Au fond du restaurant, se dresse un étonnant « mur vert ». C’est la fierté du personnel depuis deux ans: ce mur vert, où poussent des fraises, du persil et du thym, a été réalisé par le broyage et la combustion d’environ 70 000 sacs en plastique. Les cultures poussent grâce à un terreau fait de déchets organiques. « Les meilleurs engrais », assure Aline Kamakian, la dirigeante de Mayrig. Avant le début du service, Souheil Rana, charlotte sur la tête, se saisit des déchets plastiques du restaurant et parcourt la centaine de mètres qui le séparent d’imposantes bennes, posées en pleine rue. Verres, plastiques, carton… chaque déchet est à sa place.

« Le tri est très facile. Il suffit juste d’informer où mettre les déchets. Ici, on se sent tous concernés. » Aline est persuadée que les habitants du quartier ont, eux aussi, suivi ces bonnes habitudes et se sont mis à trier leurs déchets. De fait, cette initiative intrigue les passants : deux hommes s’approchent de ces drôles de cabanes, peu habituelles dans le paysage urbain libanais. Ils tendent le cou pour voir ce qu’elles contiennent et passent leur chemin, mains dans les poches. Depuis trois ans, deux fois par mois, une équipe de l’ONG Cedars Environmental, dirigée par Ziad Abichaker, un ingénieur pluridisciplinaire spécialisé dans l’installation de conteneurs de recyclage, décharge les onze bennes installées à Beyrouth pour les déchets recyclables ainsi que deux autres en dehors de la ville.

Les composants en plastique ainsi obtenus sont broyés puis fondus avant d’être montés sur des châssis et transformés en panneaux. Un panneau est obtenu par le broyage d’environ 3 660 sacs en plastique. Assemblés, ces panneaux servent à former des murs végétaux, mais aussi des bennes de ramassage de déchets, des jardins écologiques sur les toits de Beyrouth et, bientôt, des habitations pour les camps

de réfugiés.

Un fardeau économique

Ce projet a donc une utilité écologique et sociale, mais il a un coût, que reconnaît Ziad Abichaker : « S’il n’y a pas assez de restaurants qui veulent se diviser la charge des bennes et du transport, cela va coûter cher. Plus il y a de restaurants qui participent, plus le coût va devenir bon marché. » D’autres cafés se sont associés à son entreprise comme Kalei, Illy ou Grid Coffee, mais seulement pour recycler les capsules de café.
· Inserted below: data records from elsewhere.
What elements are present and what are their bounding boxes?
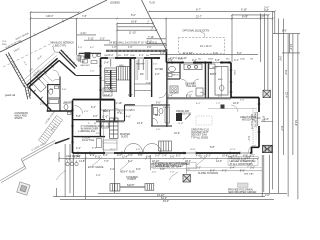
svg-text:6'-2": 6'-2" (91, 106, 96, 109)
svg-text:11'-10": 11'-10" (129, 32, 136, 35)
svg-text:WOOD FLR: WOOD FLR (178, 113, 191, 116)
hall coat closet (103, 88, 112, 96)
dim vertical x232 (231, 15, 233, 62)
svg-text:10'-4": 10'-4" (104, 94, 110, 97)
svg-text:1'-2": 1'-2" (96, 175, 101, 177)
svg-text:63'-0": 63'-0" (163, 200, 169, 203)
dim vertical bottom x262.2 (261, 155, 263, 197)
svg-text:7'-0": 7'-0" (170, 172, 175, 174)
dim top third horizontal right (232, 14, 269, 16)
svg-text:2'-0": 2'-0" (265, 194, 270, 197)
svg-text:8'-0": 8'-0" (280, 126, 283, 131)
svg-text:8'-6": 8'-6" (284, 70, 287, 75)
svg-text:5'-8": 5'-8" (282, 30, 287, 33)
svg-text:2'-0": 2'-0" (156, 129, 161, 131)
svg-text:DN: DN (140, 73, 144, 76)
leader arrows bottom (56, 156, 254, 180)
entry porch step band (106, 50, 167, 52)
wall bath vertical (151, 104, 153, 126)
dim vertical x272.7 (272, 11, 274, 189)
svg-text:3'-0": 3'-0" (155, 154, 160, 157)
svg-text:SUITE: SUITE (121, 136, 128, 139)
dim bar row3 (117, 29, 156, 31)
svg-text:3'-4": 3'-4" (168, 94, 173, 97)
svg-text:4'-0": 4'-0" (78, 47, 83, 49)
svg-text:BA 3: BA 3 (218, 78, 223, 81)
connector top wall (79, 52, 101, 54)
property tick marks (20, 20, 64, 43)
svg-text:2868: 2868 (178, 59, 184, 61)
svg-text:9'-2": 9'-2" (192, 59, 197, 62)
svg-text:SH: SH (250, 59, 253, 61)
kitchen counters (167, 64, 202, 73)
upper deck band hatched (59, 50, 77, 69)
pantry shelves (136, 60, 148, 80)
svg-text:3'-5": 3'-5" (128, 154, 133, 157)
dim left vertical (30, 12, 32, 96)
svg-text:12'-4": 12'-4" (230, 149, 236, 151)
svg-text:LINE (TYP): LINE (TYP) (54, 44, 66, 47)
svg-text:22'-4": 22'-4" (285, 92, 288, 98)
svg-text:7'-4": 7'-4" (162, 154, 167, 157)
svg-text:PORCH: PORCH (128, 178, 137, 181)
note boxes bottom right (153, 162, 196, 168)
window breaks top wall (105, 58, 259, 153)
connector left jamb (78, 53, 80, 62)
closet right (215, 67, 228, 96)
wing interior wall vertical (47, 85, 49, 111)
dim vertical x267.9 (267, 15, 269, 90)
wall right vertical (258, 98, 260, 148)
svg-text:2'-0": 2'-0" (155, 73, 160, 76)
svg-text:FND: FND (2, 44, 7, 46)
powder room sink (68, 112, 72, 115)
great room arcs (231, 105, 238, 112)
hatched post bottom center-right (183, 163, 191, 182)
svg-text:TILE FLR: TILE FLR (186, 85, 197, 88)
svg-text:3'-4": 3'-4" (104, 62, 109, 65)
wall se notch (252, 147, 260, 153)
wall bath horizontal (152, 104, 170, 106)
connector south wall (76, 75, 101, 77)
dim top main horizontal (31, 18, 273, 20)
dim vertical bottom x73.5 (73, 153, 75, 197)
Aline Kamakian a du mal à convaincre d’autres restaurateurs de se lancer dans le recyclage de leurs déchets. « Il y a déjà beaucoup trop de difficultés pour survivre dans ce business. Quelqu’un qui n’est pas vraiment intéressé par la restauration et qui doit de surcroît payer plus ses charges ne va avoir aucune envie de trier », commente-t-elle.

En effet, pour le tri dans les restaurants, il faut d’abord trouver un emplacement pour les bennes et les déchets organiques. Louer une voiture est aussi indispensable pour se rendre au lieu de compostage, situé à Beit-Méry. Ce qui revient, selon Aline, à allouer la somme de 1 500 à 2 000 dollars par mois rien que pour la gestion des déchets du restaurant. « Un fardeau », lance-t-elle.

Mais la chef d’entreprise ne baisse pas les bras pour autant : son nouveau cheval de bataille, ce sont les doggy bags, ces boîtes en plastique qui vous servent à emporter les restes de votre repas. Un doggy bag en matière recyclable – à base de légumes ou de maïs – coûte 0,68 centime de dollars, contre 0,23 centime pour une boîte en plastique ou en aluminium. Chez Mayrig, ce ne sont pas moins de 1 500 doggy bags qui sont distribués par an. Aline n’en finit plus d’énumérer toutes les dépenses qui viennent grever son budget sans autre objectif que d’être fidèle à ses valeurs écologiques. Elle tape du poing sur la table : « Ça doit être encouragé par le gouvernement et ne pas être taxable! (…) Le recyclage ne doit pas être un produit de luxe, mais un produit basique. » La restauratrice ne perd pas pour autant espoir d’étendre son mode de fonctionnement. Ce qu’elle demande est finalement simple. « Le triage est facile. Ce dont on a besoin c’est d’un système de tri », conclut-elle en souriant.

*Article paru dans l’édition du 11 novembre 2018.